Na prática, o apoio das legendas parceiras, ao governo, pode ter um desfecho ruim, conforme notícia publicada nesta segunda-feira (8) pelo jornal o Globo.

Conforme a publicação, as derrotas na Câmara na semana passada acenderam o alerta no Palácio do Planalto para a composição da CPI do 8 de Janeiro, que carrega alto potencial de dor de cabeça para o presidente Luiz Inácio Lula da Silva (PT). 

De acordo com o jornal, levantamento feito pela consultoria Inteligov, a pedido do Globo, revela que deputados de centro que compõem a base governista, como o PSD, União e MDB e que estão cotados para participar da comissão contrariaram a orientação do líder do governo em uma em cada quatro votações este ano.

Ainda de acordo com a publicação, a parlamentar sul-mato-grossense tem histórico de apoio a bandeiras de direita, como quando se aliou a bolsonaristas para tentar derrubar a proposta que substituiu a Lei de Segurança Nacional (LSN):

Provocada, Soraya disse: "não voto em um projeto por ser de governo A ou B, e sim pelo que acredito ser o certo e o melhor para o país. Então, caso eu integre a CPMI como membro, manterei a minha independência como sempre fiz". Ou seja, pelo dito o PT não deve contar com a fidelidade da senadora.

CPMI trata-se de um grupo de investigação formado por representantes do Senado Federal e Câmara dos Deputados.

Soraya foi a primeira do Congresso Nacional a propor a CPMI.

ESTRATÉGIAS OPOSTAS

Inicialmente, e do lado dos aliados de Lula,a ideia é mostrar que o ex-presidente Jair Bolsonaro, do PL, foi quem estimulou os atentados ocorridos na praça dos Três Poderes - Planalto, STF e Congresso Nacional. Já do lado dos contrários ao atual governo, o propósito é usar a CPMI para se livrar da culpa e apontar a omissão de autoridades do atual governo nos atos.

Também de acordo com o Globo, na terça-feira passada, a base aliada não conseguiu se manter coesa para garantir a votação do PL das fakenews, que acabou adiada. 

No dia seguinte, decretos de Lula sobre o marco do saneamento caíram. Outros casos chamaram a atenção. A orientação do governo teve divergências com a base em projetos como a comercialização de créditos de carbono em contratos de concessão de floresta e em uma resolução da Agência Nacional de Energia Elétrica (Aneel) sobre regras de micro e minigeração distribuída de energia elétrica.

Articuladores de Lula no Congresso, seguiu o Globo, afirmam que terão maioria na CPI e contam que ao menos 20 das 32 cadeiras da comissão serão ocupadas por aliados. 

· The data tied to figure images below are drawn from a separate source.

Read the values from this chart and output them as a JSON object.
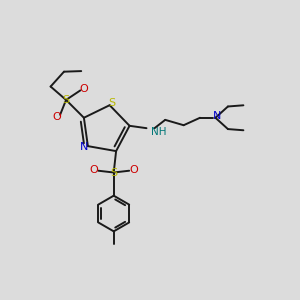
{
  "bg_color": "#dcdcdc",
  "bond_color": "#1a1a1a",
  "S_color": "#b8b800",
  "N_color": "#0000cc",
  "O_color": "#cc0000",
  "NH_color": "#007777",
  "line_width": 1.4,
  "figsize": [
    3.0,
    3.0
  ],
  "dpi": 100,
  "xlim": [
    0,
    10
  ],
  "ylim": [
    0,
    10
  ]
}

A contabilidade, porém, inclui os nomes que serão indicados por PSD, União e MDB, partidos que já deram demonstração de infidelidade neste início de mandato.

O União Brasil votou em peso para derrubar os decretos do saneamento. Entre os que contrariaram os interesses do Planalto está o deputado Arthur Maia (União-BA), nome favorito do presidente da Câmara, Arthur Lira (PP-AL), para comandar a CPI.

Além de Maia, o líder do União, Elmar Nascimento, cogita indicar Kim Kataguiri (União-SP), opositor declarado do governo Lula que foi contra o Planalto em seis das dez votações das quais participou neste ano, como ao tentar barrar o caráter de urgência do projeto que autoriza recontratações no Mais Médicos.

No MDB, o nome cotado para ocupar a vaga da Câmara, Emanuel Neto (MT), demonstrou maior alinhamento com o governo do que os colegas do União: foi contrário em apenas 7% das votações (ou uma das 14 de que participou). O deputado, contudo, também ajudou a derrotar o Planalto na votação sobre o decreto de saneamento.

Líder do MDB na Câmara, Isnaldo Bulhões (AL) diz que não houve infidelidade na votação do decreto:
"Nós entendemos que o decreto ultrapassava competências e inibia investimentos, e havia um compromisso, por intermédio do ministro Alexandre Padilha, de o governo editar uma nova medida".

Segundo ele, isso não prejudica o apoio que o partido dará ao governo na CPMI.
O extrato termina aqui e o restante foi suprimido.